Cranes take a relatively slow approach to reproduction, which has made their return a longer process. Unlike many short-lived species, which have lots of offspring, cranes typically raise only one or two colts per year. What’s more, cranes will spend the first four to five years of their life as non-breeding juveniles. In fact, the pair of cranes pictured here are juveniles, which are almost certainly not nesting this year. The juveniles can be recognized by their cinnamon brown plumage, which will turn a light gray once they reach breeding age.
Sandhills, like a number of larger water-related fowl, will typically mate for life and they can live 20 years in the wild so with any luck they’re able to raise plenty of young during their lifetime. Like other cranes around the world, they attract their mates through elaborate dances that include wing-flapping, bowing, jumping, and tossing of sticks and grass. Sandhills are quite vocal, often noisy even. It’s part of their highly developed communication system that helps to keep their family units together, signals danger and reinforces pair-bonds.
Minnesota actually has two separate populations of sandhill cranes. In northwestern Minnesota, sandhills are associated with the mid-continent population, which summers across a vast range that stretches all the way to far northeastern Siberia, and winters on the Texas Gulf Coast, while the east-central Minnesota population is part of the eastern population of sandhills, which winters in northern and central Florida. It’s most likely birds from the east-central population which have spread into our region in recent years, although the drought conditions to our west could have pushed some of those birds our way as well.
Most sandhill cranes breed to our north, with their summer range extending all the way to the Canadian and Alaskan arctic. They breed only in about ten northern U.S. states, including Alaska, and Minnesota is starting to have one of the more significant breeding populations of any state.
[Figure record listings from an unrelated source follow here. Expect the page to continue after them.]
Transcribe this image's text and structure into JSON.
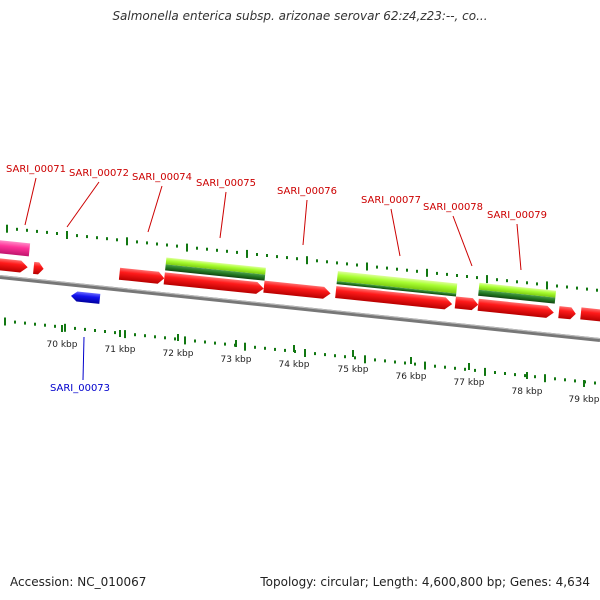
{
  "title": "Salmonella enterica subsp. arizonae serovar 62:z4,z23:--, co...",
  "footer": {
    "accession": "Accession: NC_010067",
    "summary": "Topology: circular; Length: 4,600,800 bp; Genes: 4,634"
  },
  "colors": {
    "forward_gene": "#ff0000",
    "reverse_gene": "#1010ee",
    "rrna_gene": "#ff3399",
    "cds_light": "#aaff33",
    "cds_dark": "#227722",
    "backbone": "#777777",
    "tick": "#117711",
    "label_top": "#cc0000",
    "label_bottom": "#0000cc"
  },
  "scale_ticks": [
    {
      "label": "70 kbp"
    },
    {
      "label": "71 kbp"
    },
    {
      "label": "72 kbp"
    },
    {
      "label": "73 kbp"
    },
    {
      "label": "74 kbp"
    },
    {
      "label": "75 kbp"
    },
    {
      "label": "76 kbp"
    },
    {
      "label": "77 kbp"
    },
    {
      "label": "78 kbp"
    },
    {
      "label": "79 kbp"
    }
  ],
  "gene_labels": [
    {
      "name": "SARI_00071",
      "strand": "top"
    },
    {
      "name": "SARI_00072",
      "strand": "top"
    },
    {
      "name": "SARI_00073",
      "strand": "bottom"
    },
    {
      "name": "SARI_00074",
      "strand": "top"
    },
    {
      "name": "SARI_00075",
      "strand": "top"
    },
    {
      "name": "SARI_00076",
      "strand": "top"
    },
    {
      "name": "SARI_00077",
      "strand": "top"
    },
    {
      "name": "SARI_00078",
      "strand": "top"
    },
    {
      "name": "SARI_00079",
      "strand": "top"
    }
  ]
}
While cranes are often associated with water, they do spend a lot of time on dry land as well. In our area, they feed often in open fields, particularly around the Cook area, where the landscape is more a mix of fields and forest. While cranes are mostly after insects, amphibians, snakes, small mammals or birds, they also will eat crop seed, like corn or beans, which has created a conflict with some farmers, particularly among the mid-continent population.
But sandhills also take advantage of places where they’re unlikely to impact human activity, such as in our large peatlands. They have become regulars, for example, in the Lost Lake Swamp. It was about ten years ago, that I first started hearing their bugling calls from out in that large peatland from our high ridge on the swamp’s east side. At first, I assumed they were migrants, but now I hear their calls almost daily throughout the summer, so it’s clearly a resident population.
Sandhills are large birds, so they’re easy to spot, even at a distance. They’re among the very largest birds you’ll find in Minnesota, standing about five feet tall, with a wingspan of nearly seven feet. You might have a tough time getting close to them, however. They have excellent eyesight and tend to be quite wary of humans.
The return of sandhills to our area is just another example of the way that conservation regulations benefit wildlife, and us as well. Humans have long associated cranes with good fortune, happiness, creativity, and long life. Who wouldn’t hope to see a bit more of that?